When the clock strikes half past six, Priyanka gently requests her husband Rahul to prepare a cup of coffee while she gets ready to go to office. Rahul accepts and prepares a strong cup of coffee. Quarter past seven, he prepares breakfast and keeps it ready for her and he manages to do all other household work for rest of the day. Rahul does not work, instead Priyanka heads the family. Isn’t that possible in reality? It could be possible in some urban households. Does it really mean women’s empowerment?
The latest National Family and Health Survey (NFHS) report (Figure 6.1) indicates an increasing trend in females heading the household. But it could also happen that a woman is heading the household because her husband has died or he’s working elsewhere. But, this opens up the issue of gender inequality in the society.
Where do we stand in terms of gender equality?
Our constitution guarantees equality and opportunity while prohibiting any discrimination. India’s top post is held by a woman, and yet we are far away from attaining equality and empowering women.
The Global Gender Gap Report 2010 report indicates that India stands at 112 among 134 countries worldwide.
The Global Gender Gap Report 2010 brought out by the World Economic Forum benchmarks national gender gaps on economic, political, education and health based criteria, and provides country rankings that allow for effective comparisons across regions and income groups, and over time. It ranks countries according to gender equality rather than women’s empowerment.
It is important to understand and define ‘gender’, before I proceed further.
While ‘sex’ refers to the biological differences between males and females, gender describes the socially constructed roles, rights and responsibilities that communities and societies consider appropriate for men and women. (Source: UNICEF)
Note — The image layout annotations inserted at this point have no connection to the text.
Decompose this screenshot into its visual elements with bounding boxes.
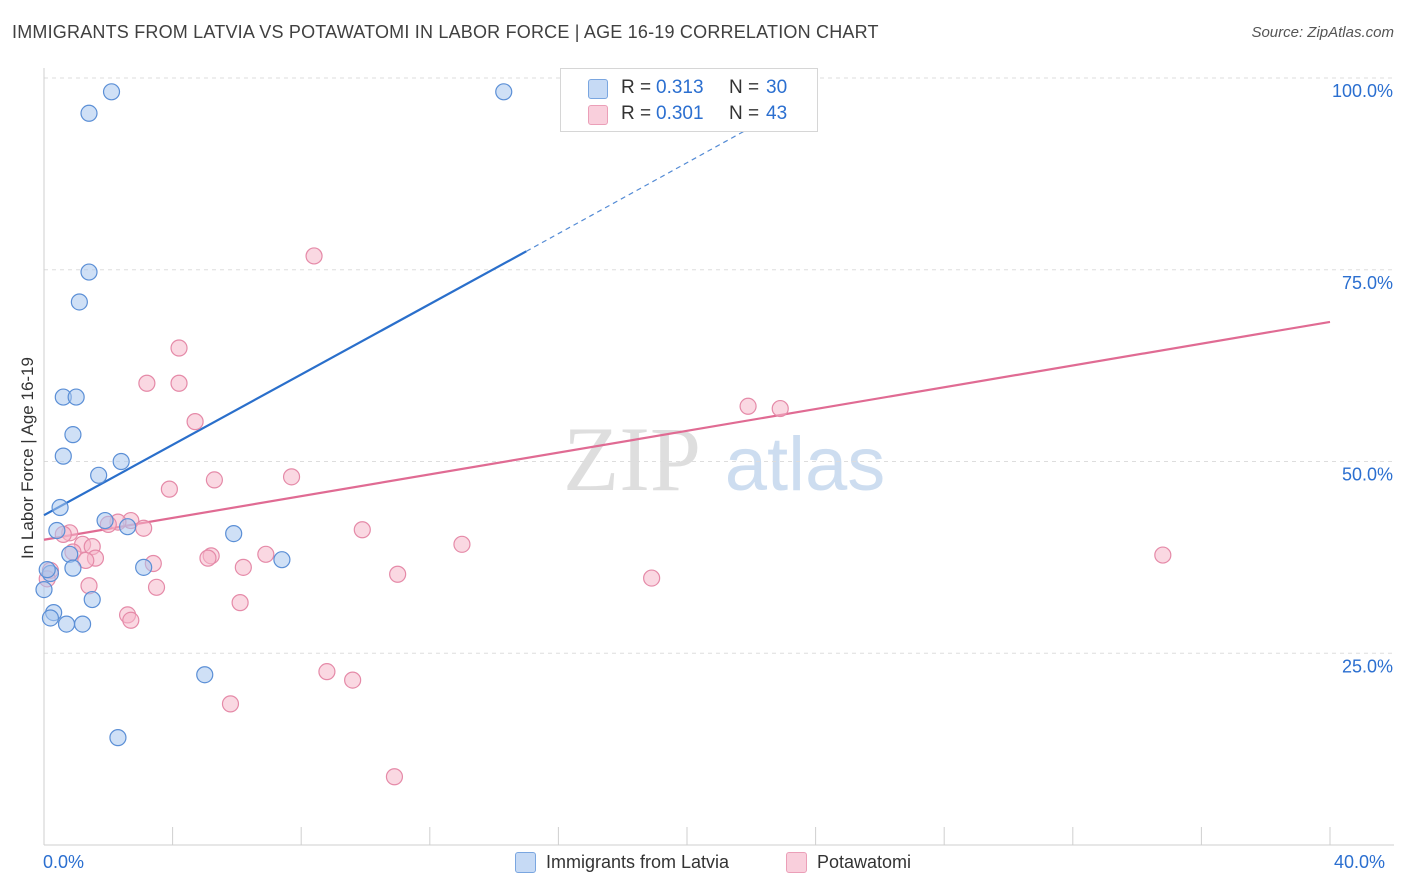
trend-line-potawatomi [43, 320, 1331, 541]
data-point-latvia [135, 558, 153, 576]
data-point-potawatomi [77, 551, 95, 570]
legend-n-value: 43 [766, 103, 788, 124]
bottom-legend-label: Potawatomi [817, 852, 912, 872]
data-point-potawatomi [353, 521, 371, 539]
data-point-potawatomi [170, 374, 188, 392]
data-point-potawatomi [305, 247, 323, 265]
data-point-latvia [51, 498, 69, 517]
x-tick-label-max: 40.0% [1334, 852, 1386, 872]
data-point-latvia [41, 609, 60, 627]
data-point-potawatomi [122, 611, 140, 629]
data-point-potawatomi [1154, 546, 1172, 564]
legend-r-label: R = [621, 77, 652, 98]
data-point-potawatomi [199, 549, 217, 567]
legend: R = 0.313 N = 30 R = 0.301 N = 43 [560, 68, 818, 132]
data-point-latvia [64, 426, 82, 444]
data-point-potawatomi [138, 374, 156, 392]
data-point-latvia [48, 521, 66, 540]
y-tick-label: 25.0% [1342, 656, 1393, 676]
data-point-potawatomi [344, 671, 362, 689]
chart-title: IMMIGRANTS FROM LATVIA VS POTAWATOMI IN … [12, 22, 879, 42]
legend-r-label: R = [621, 103, 652, 124]
legend-n-value: 30 [766, 77, 788, 98]
bottom-legend: Immigrants from Latvia Potawatomi [0, 852, 1406, 876]
y-tick-label: 50.0% [1342, 465, 1393, 485]
legend-n-label: N = [729, 77, 760, 98]
y-axis-label: In Labor Force | Age 16-19 [18, 357, 37, 559]
bottom-legend-label: Immigrants from Latvia [546, 852, 730, 872]
data-point-potawatomi [282, 468, 301, 486]
data-point-potawatomi [385, 768, 404, 786]
data-point-latvia [64, 559, 82, 577]
legend-swatch-blue [588, 79, 608, 99]
data-point-potawatomi [389, 565, 407, 583]
data-point-potawatomi [318, 663, 336, 681]
data-point-latvia [70, 293, 88, 311]
data-point-latvia [80, 263, 98, 281]
data-point-latvia [102, 83, 121, 101]
data-point-potawatomi [231, 594, 249, 612]
data-point-potawatomi [147, 578, 166, 596]
legend-r-value: 0.313 [656, 77, 704, 98]
data-point-latvia [73, 615, 92, 633]
data-point-latvia [67, 388, 85, 406]
data-point-latvia [96, 511, 114, 530]
data-point-potawatomi [205, 471, 223, 489]
legend-row-latvia: R = 0.313 N = 30 [561, 77, 817, 103]
legend-row-potawatomi: R = 0.301 N = 43 [561, 103, 817, 129]
data-point-latvia [273, 551, 291, 569]
source-label: Source: ZipAtlas.com [1251, 24, 1394, 41]
data-point-latvia [83, 590, 101, 609]
watermark-atlas: atlas [725, 422, 886, 507]
legend-swatch-pink [588, 105, 608, 125]
y-tick-label: 75.0% [1342, 273, 1393, 293]
data-point-latvia [225, 524, 243, 543]
data-point-latvia [57, 615, 76, 633]
bottom-legend-swatch-pink [786, 852, 807, 873]
legend-r-value: 0.301 [656, 103, 704, 124]
data-point-latvia [38, 561, 56, 579]
data-point-potawatomi [135, 519, 153, 537]
y-tick-label: 100.0% [1332, 81, 1393, 101]
data-point-potawatomi [739, 397, 757, 415]
data-point-latvia [112, 452, 130, 471]
trend-line-latvia [43, 250, 527, 517]
data-point-potawatomi [234, 558, 252, 576]
legend-n-label: N = [729, 103, 760, 124]
data-point-latvia [109, 729, 127, 747]
data-point-latvia [80, 104, 98, 122]
data-point-potawatomi [186, 413, 204, 431]
x-tick-label-min: 0.0% [43, 852, 85, 872]
data-point-potawatomi [771, 399, 789, 418]
data-point-potawatomi [257, 545, 275, 563]
bottom-legend-swatch-blue [515, 852, 536, 873]
data-point-potawatomi [160, 480, 178, 498]
data-point-latvia [90, 466, 108, 484]
data-point-potawatomi [221, 695, 240, 713]
watermark-zip: ZIP [563, 408, 701, 510]
data-point-latvia [196, 666, 214, 684]
data-point-potawatomi [453, 535, 471, 553]
data-point-latvia [495, 83, 513, 101]
data-point-potawatomi [170, 339, 188, 357]
data-point-potawatomi [643, 569, 661, 587]
trend-line-latvia-extension [525, 91, 816, 252]
data-point-latvia [35, 580, 53, 599]
data-point-latvia [54, 447, 72, 465]
data-point-latvia [118, 518, 137, 536]
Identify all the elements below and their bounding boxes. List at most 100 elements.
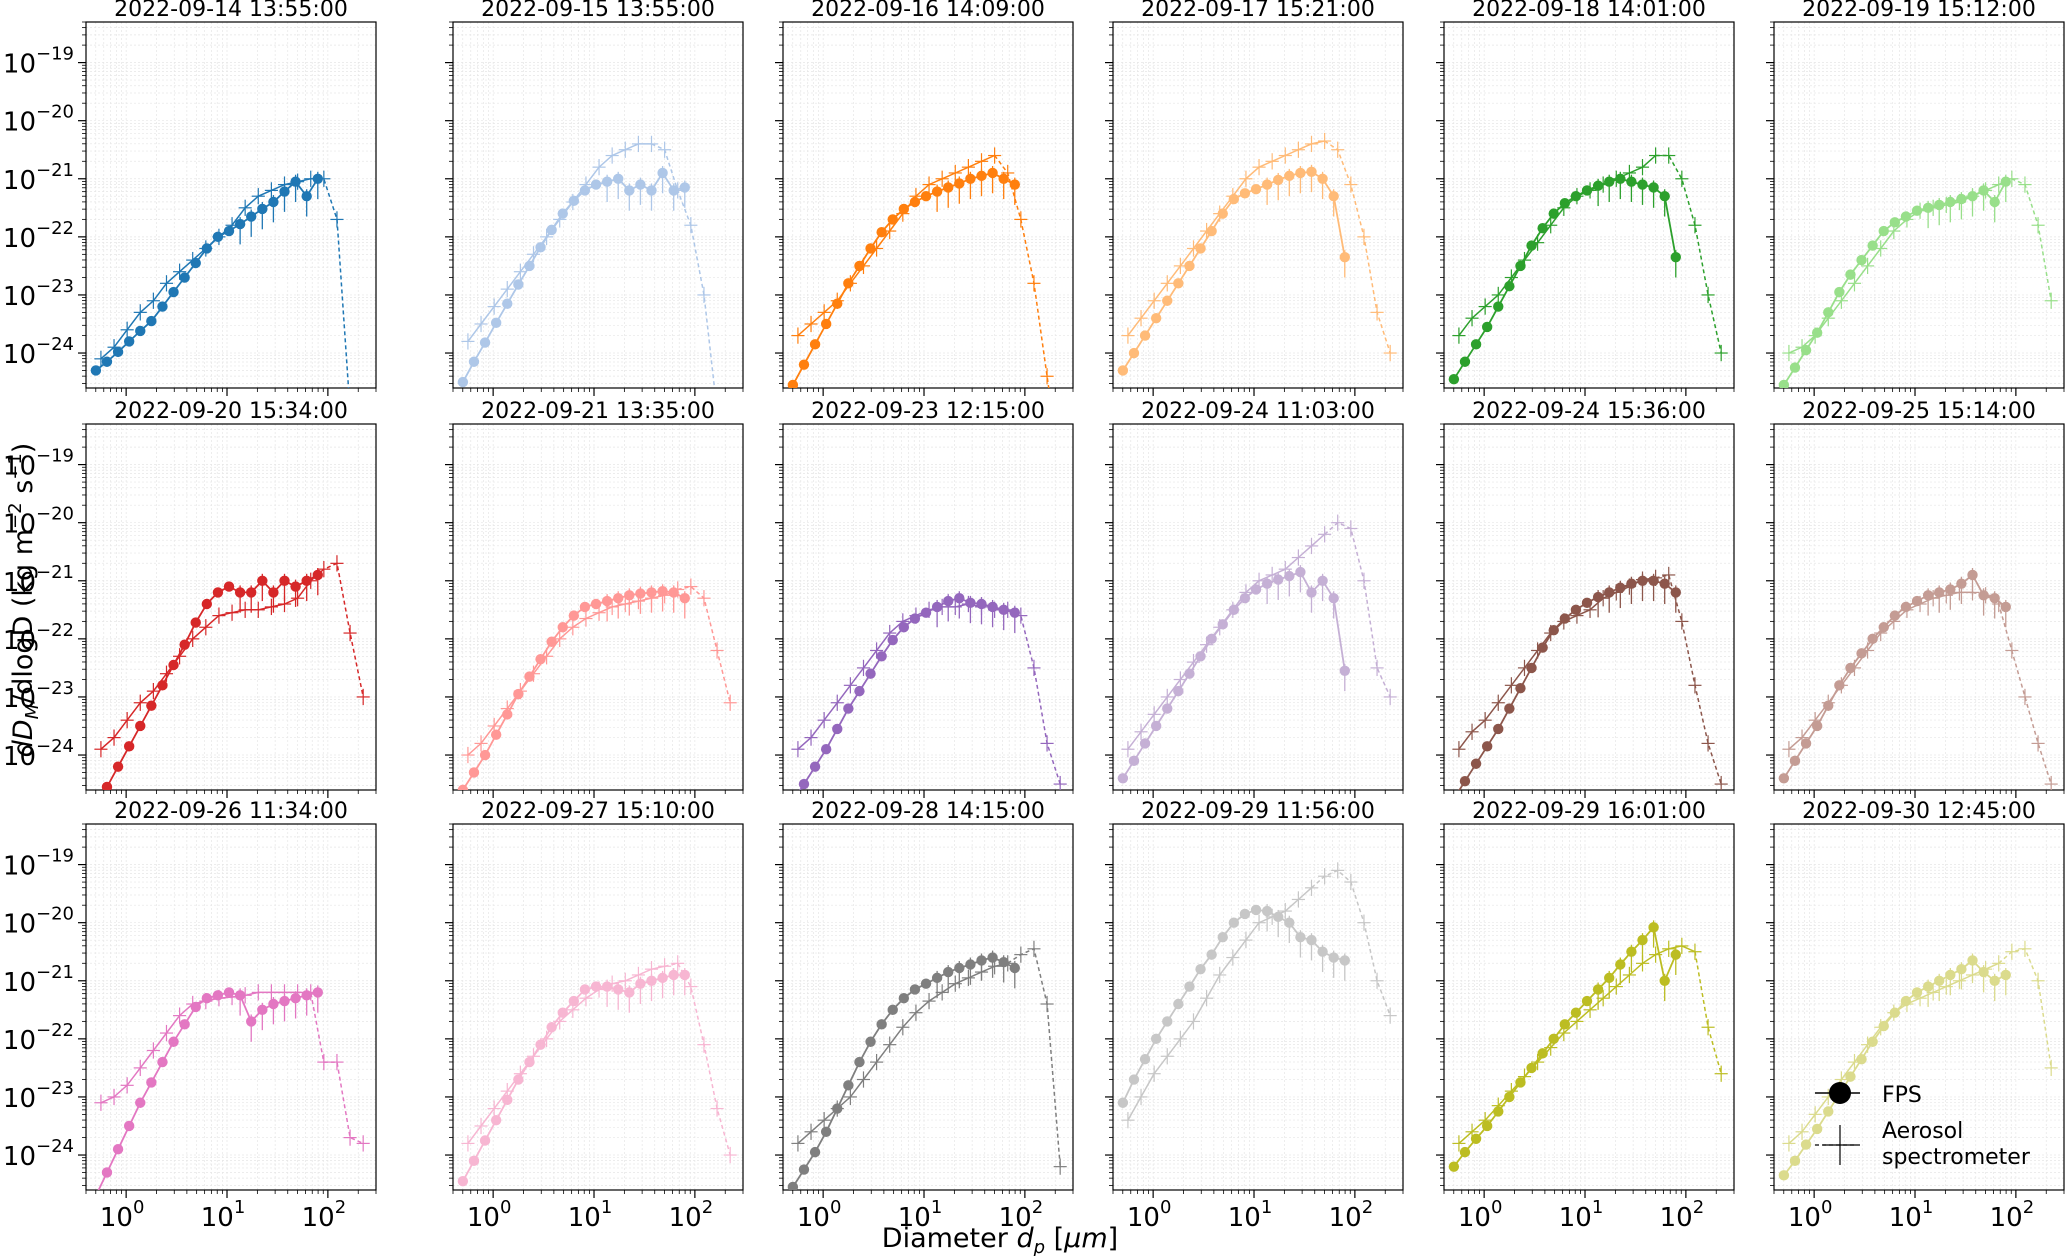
fps-marker — [1250, 904, 1262, 916]
fps-marker — [1626, 176, 1637, 187]
aerosol-line-dashed — [664, 962, 731, 1156]
fps-marker — [212, 990, 224, 1001]
fps-marker — [809, 761, 821, 772]
fps-marker — [1504, 703, 1515, 714]
fps-marker — [943, 595, 954, 607]
grid — [782, 21, 1074, 388]
fps-marker — [1206, 225, 1217, 237]
fps-marker — [1250, 584, 1262, 595]
fps-marker — [1537, 1048, 1548, 1059]
fps-marker — [1789, 755, 1801, 767]
fps-marker — [657, 586, 668, 597]
fps-marker — [954, 962, 965, 974]
fps-marker — [135, 1097, 146, 1108]
x-tick-label: 101 — [1889, 1197, 1934, 1233]
fps-marker — [1637, 934, 1648, 946]
fps-marker — [1967, 569, 1978, 581]
minor-ticks — [1440, 823, 1735, 1194]
fps-marker — [212, 587, 224, 598]
fps-line — [792, 956, 1016, 1188]
fps-marker — [920, 190, 932, 202]
panel-frame — [85, 823, 377, 1191]
fps-marker — [1515, 1077, 1526, 1088]
fps-marker — [312, 569, 323, 581]
y-tick-label: 10−22 — [3, 218, 74, 254]
panel-frame — [1112, 423, 1404, 791]
y-tick-label: 10−23 — [3, 1078, 74, 1114]
aerosol-line-solid — [1127, 887, 1312, 1121]
fps-marker — [1845, 269, 1856, 280]
panel-title: 2022-09-24 15:36:00 — [1472, 399, 1706, 424]
fps-marker — [513, 1074, 524, 1085]
fps-marker — [787, 379, 799, 388]
fps-marker — [1922, 590, 1934, 601]
panel-title: 2022-09-25 15:14:00 — [1802, 399, 2036, 424]
fps-marker — [135, 720, 146, 732]
fps-marker — [1945, 196, 1956, 208]
fps-marker — [1592, 984, 1604, 995]
aerosol-line-dashed — [1324, 521, 1391, 698]
fps-marker — [1317, 946, 1328, 957]
panel-frame — [452, 823, 744, 1191]
fps-marker — [613, 173, 624, 184]
fps-marker — [301, 990, 312, 1001]
fps-marker — [1856, 254, 1867, 266]
fps-marker — [1328, 190, 1339, 202]
fps-marker — [490, 729, 502, 740]
fps-marker — [1173, 278, 1184, 289]
grid — [1773, 423, 2065, 790]
fps-marker — [1856, 1053, 1867, 1065]
grid — [1112, 21, 1404, 388]
fps-marker — [1670, 949, 1681, 960]
fps-marker — [146, 315, 157, 327]
fps-marker — [502, 1094, 513, 1106]
fps-marker — [1978, 185, 1989, 196]
fps-marker — [854, 260, 865, 272]
fps-marker — [965, 597, 976, 609]
fps-marker — [657, 972, 668, 984]
fps-marker — [668, 969, 679, 981]
fps-marker — [279, 575, 290, 586]
fps-marker — [1856, 648, 1867, 659]
fps-marker — [976, 955, 987, 966]
fps-marker — [524, 671, 535, 682]
fps-marker — [798, 1164, 810, 1175]
fps-marker — [1526, 1062, 1537, 1074]
fps-marker — [168, 286, 179, 298]
panel-1: 2022-09-14 13:55:00 10−24 10−23 10−22 10−21 1… — [3, 0, 377, 396]
fps-marker — [157, 1056, 168, 1068]
fps-marker — [123, 336, 135, 347]
legend: FPS Aerosol spectrometer — [1815, 1082, 2031, 1170]
fps-marker — [1448, 1161, 1460, 1172]
fps-marker — [1317, 173, 1328, 184]
fps-marker — [1823, 1106, 1834, 1117]
fps-marker — [798, 359, 810, 370]
fps-marker — [1228, 917, 1240, 928]
panel-frame — [452, 423, 744, 791]
grid — [1443, 423, 1735, 790]
fps-marker — [1989, 196, 2000, 208]
aerosol-line-dashed — [1007, 947, 1061, 1167]
fps-marker — [1128, 347, 1140, 359]
fps-marker — [579, 984, 591, 995]
fps-marker — [1162, 703, 1173, 714]
fps-marker — [854, 685, 865, 697]
x-tick-label: 101 — [1228, 1197, 1273, 1233]
grid — [1443, 823, 1735, 1190]
fps-marker — [212, 231, 224, 243]
fps-marker — [1889, 1007, 1901, 1018]
aerosol-line-dashed — [297, 991, 364, 1145]
fps-marker — [931, 972, 943, 984]
panel-frame — [782, 21, 1074, 389]
plot-area — [94, 555, 370, 790]
fps-marker — [257, 203, 268, 215]
fps-marker — [865, 668, 876, 679]
fps-marker — [457, 1175, 469, 1187]
fps-marker — [1889, 217, 1901, 228]
y-axis-label: dDM/dlogD (kg m−2 s−1) — [5, 443, 43, 758]
panel-title: 2022-09-19 15:12:00 — [1802, 0, 2036, 22]
fps-marker — [590, 598, 602, 610]
aerosol-line-dashed — [1655, 574, 1722, 785]
fps-marker — [1228, 193, 1240, 205]
plot-area — [1778, 567, 2058, 790]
The 2001 census data revealed a sharp decline in the sex ratio for the population age 0-6, from 945 females in 1991 to 927 females per 1,000 males. The National Family Health Survey data for the period 1992-93 to 2005-06 also provides evidence of continued decline of sex ratio and shows that in 2005-06 the under-seven sex ratio had fallen further to 918 females per 1,000 males (Figure 2.1). States like Rajasthan, Maharashtra, Punjab, and Andhra Pradesh have sex ration less than 900 females per 1000 male.
This just intensifies the discrimination against the girl child. India also has among the worst sex ratio at birth in the world, ranking 131st on this variable. Despite increased awareness campaigns and education, discrimination still persists to a large extent. Isn’t the new medical technology helping us? Finally, is technology a boon or bane? Technology like ‘ultrasound diagnostic testing’ which determines the sex of the foetus has hurt more than it helped in India.
The sex ratios at birth estimated separately for pregnancies with and without ultrasound testing provided clear evidence that many are using ultrasound tests for sex selection. Figure 2.5 also shows that the sex ratio of completed pregnancies with an ultrasound test to women in the highest wealth quintile (818) is lower than for pregnancies with an ultrasound to women in any other wealth quintile (854- 905).Thus, pregnancies with an ultrasound test have a sex ratio at birth that is lower than the biologically normal sex ratio, while those with no test have a sex ratio close to normal.
We somehow perform better in terms of political empowerment, ranking 24 of the 134 countries. In the economic participation and health and survival indexes we rank among the bottom ten.
Gender equality and women’s empowerment goes hand in hand and hence they both represent a single UN millennium goal. In reality, we lag behind in several aspects to achieve this millennium development goal.